Z drugiej strony, Maehiro kontruje, wiele powracających stworzeń zostało starannie odtworzonych tak, jak pojawiały się wcześniej, „dając to samo ogólne wrażenie, po prostu renderowane przy użyciu najnowszej technologii”. Przykładowo, gobliny z 16-tki zostały zaprojektowane bezpośrednio na podstawie oryginalnych sprite’ów. W międzyczasie w grze znalazło się miejsce dla co najmniej jednego fantastycznego (i uroczego) dodatku, pozornie sprzecznego z bardziej przyziemną oprawą: moogle. Maehiro wyjaśnia, że włączenie tego latającego futrzaka było pod naciskiem Yoshidy: „Producent czuł, że są one twarzą serii Final Fantasy i kazał nam je tam umieścić”.

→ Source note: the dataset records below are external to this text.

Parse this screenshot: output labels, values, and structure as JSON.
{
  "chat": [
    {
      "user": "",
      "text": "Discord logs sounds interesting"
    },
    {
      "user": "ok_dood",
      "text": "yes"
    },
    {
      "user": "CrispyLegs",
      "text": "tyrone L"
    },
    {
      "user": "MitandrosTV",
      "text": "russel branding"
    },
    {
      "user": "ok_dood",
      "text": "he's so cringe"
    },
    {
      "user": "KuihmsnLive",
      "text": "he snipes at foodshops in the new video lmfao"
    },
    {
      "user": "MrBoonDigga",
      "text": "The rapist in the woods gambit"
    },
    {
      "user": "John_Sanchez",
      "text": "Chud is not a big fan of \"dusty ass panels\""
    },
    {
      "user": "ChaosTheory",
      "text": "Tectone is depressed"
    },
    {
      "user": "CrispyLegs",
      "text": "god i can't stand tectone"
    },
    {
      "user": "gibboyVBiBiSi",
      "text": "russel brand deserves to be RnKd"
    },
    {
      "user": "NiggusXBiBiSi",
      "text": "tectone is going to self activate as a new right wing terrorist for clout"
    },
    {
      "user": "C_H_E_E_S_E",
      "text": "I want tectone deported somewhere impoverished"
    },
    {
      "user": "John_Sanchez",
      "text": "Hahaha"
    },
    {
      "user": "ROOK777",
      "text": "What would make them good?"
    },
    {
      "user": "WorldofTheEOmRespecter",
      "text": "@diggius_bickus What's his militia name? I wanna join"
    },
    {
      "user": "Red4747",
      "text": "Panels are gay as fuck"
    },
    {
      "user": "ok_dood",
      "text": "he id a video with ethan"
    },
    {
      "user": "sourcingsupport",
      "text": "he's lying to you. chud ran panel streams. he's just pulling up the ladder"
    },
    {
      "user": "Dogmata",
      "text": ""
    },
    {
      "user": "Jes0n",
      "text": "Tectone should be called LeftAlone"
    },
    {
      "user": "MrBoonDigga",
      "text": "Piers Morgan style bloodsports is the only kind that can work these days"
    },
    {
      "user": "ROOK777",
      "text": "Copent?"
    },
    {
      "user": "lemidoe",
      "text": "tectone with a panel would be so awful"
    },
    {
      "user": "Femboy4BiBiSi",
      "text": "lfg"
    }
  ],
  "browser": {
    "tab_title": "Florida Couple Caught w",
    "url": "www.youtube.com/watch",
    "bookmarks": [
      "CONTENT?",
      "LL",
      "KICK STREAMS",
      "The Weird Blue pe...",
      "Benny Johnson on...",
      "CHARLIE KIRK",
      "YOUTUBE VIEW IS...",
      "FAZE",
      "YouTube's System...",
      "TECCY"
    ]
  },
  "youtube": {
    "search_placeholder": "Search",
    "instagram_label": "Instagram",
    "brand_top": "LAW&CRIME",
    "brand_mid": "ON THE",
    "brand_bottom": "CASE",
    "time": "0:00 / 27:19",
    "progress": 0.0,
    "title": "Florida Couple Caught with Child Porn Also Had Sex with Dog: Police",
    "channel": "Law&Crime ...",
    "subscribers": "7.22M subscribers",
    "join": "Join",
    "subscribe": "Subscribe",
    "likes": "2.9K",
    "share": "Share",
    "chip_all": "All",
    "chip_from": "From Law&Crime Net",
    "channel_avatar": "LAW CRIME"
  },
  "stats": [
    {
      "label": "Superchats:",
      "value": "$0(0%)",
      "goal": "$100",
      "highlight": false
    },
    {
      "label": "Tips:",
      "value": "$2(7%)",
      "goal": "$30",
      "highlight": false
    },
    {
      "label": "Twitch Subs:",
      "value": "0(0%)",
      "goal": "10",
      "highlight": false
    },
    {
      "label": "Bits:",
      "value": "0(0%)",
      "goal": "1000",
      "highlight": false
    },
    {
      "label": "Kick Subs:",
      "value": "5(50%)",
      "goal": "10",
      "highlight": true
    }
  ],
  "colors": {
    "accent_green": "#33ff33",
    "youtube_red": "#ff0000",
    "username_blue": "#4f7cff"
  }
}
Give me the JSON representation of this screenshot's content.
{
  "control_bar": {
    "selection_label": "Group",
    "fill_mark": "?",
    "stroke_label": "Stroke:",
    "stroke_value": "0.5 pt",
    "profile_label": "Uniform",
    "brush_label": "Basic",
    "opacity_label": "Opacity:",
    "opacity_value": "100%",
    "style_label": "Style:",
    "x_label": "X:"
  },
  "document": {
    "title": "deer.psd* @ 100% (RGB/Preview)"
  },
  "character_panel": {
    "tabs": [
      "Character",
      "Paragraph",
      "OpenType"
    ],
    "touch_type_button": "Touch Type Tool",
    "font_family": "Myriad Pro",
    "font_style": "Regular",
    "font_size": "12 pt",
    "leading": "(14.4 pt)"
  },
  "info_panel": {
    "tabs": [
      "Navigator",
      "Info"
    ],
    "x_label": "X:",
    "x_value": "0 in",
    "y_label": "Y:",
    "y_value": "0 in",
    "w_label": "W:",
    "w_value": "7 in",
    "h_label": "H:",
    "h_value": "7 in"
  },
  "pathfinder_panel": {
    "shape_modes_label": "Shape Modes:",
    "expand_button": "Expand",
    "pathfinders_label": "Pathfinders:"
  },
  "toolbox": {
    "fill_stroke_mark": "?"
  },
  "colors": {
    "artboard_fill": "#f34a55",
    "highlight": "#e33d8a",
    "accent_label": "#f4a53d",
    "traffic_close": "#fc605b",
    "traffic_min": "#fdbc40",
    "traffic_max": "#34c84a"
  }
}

Odchodząc od tak tradycyjnej ikonografii serii, Creative Business Unit III szukał inspiracji gdzie indziej – w szczególności w zachodniej popkulturze. Główny reżyser Hiroshi Takai przyznaje, że kupił cały serial telewizyjny Game Of Thrones na Blu-ray, a także zrobił wszystko, co w jego mocy, aby zaimportować północnoamerykańską wersję God Of War. „Oba dzieła zainspirowały mnie na różne sposoby”, mówi. „Pierwszy, jako mroczny film fantasy; drugi, gra w czasie rzeczywistym, która prezentuje katartyczne sceny i występy”.

Zapisz się do newslettera GamesRadar+

Cotygodniowe podsumowania, opowieści od społeczności, które kochasz i nie tylko

admin
Witam, nazywam się Frenk Rodriguez. Jestem doświadczonym pisarzem z silną zdolnością do komunikowania się jasno i skutecznie poprzez moje pisanie. Mam głębokie zrozumienie branży gier i jestem na bieżąco z najnowszymi trendami i technologiami. Jestem zorientowany na szczegóły i potrafię dokładnie analizować i oceniać gry, a do swojej pracy podchodzę obiektywnie i uczciwie. Wnoszę również kreatywną i innowacyjną perspektywę do moich tekstów i analiz, co pomaga uczynić moje poradniki i recenzje wciągającymi i interesującymi dla czytelników. Te cechy pozwoliły mi stać się zaufanym i wiarygodnym źródłem informacji i spostrzeżeń w branży gier.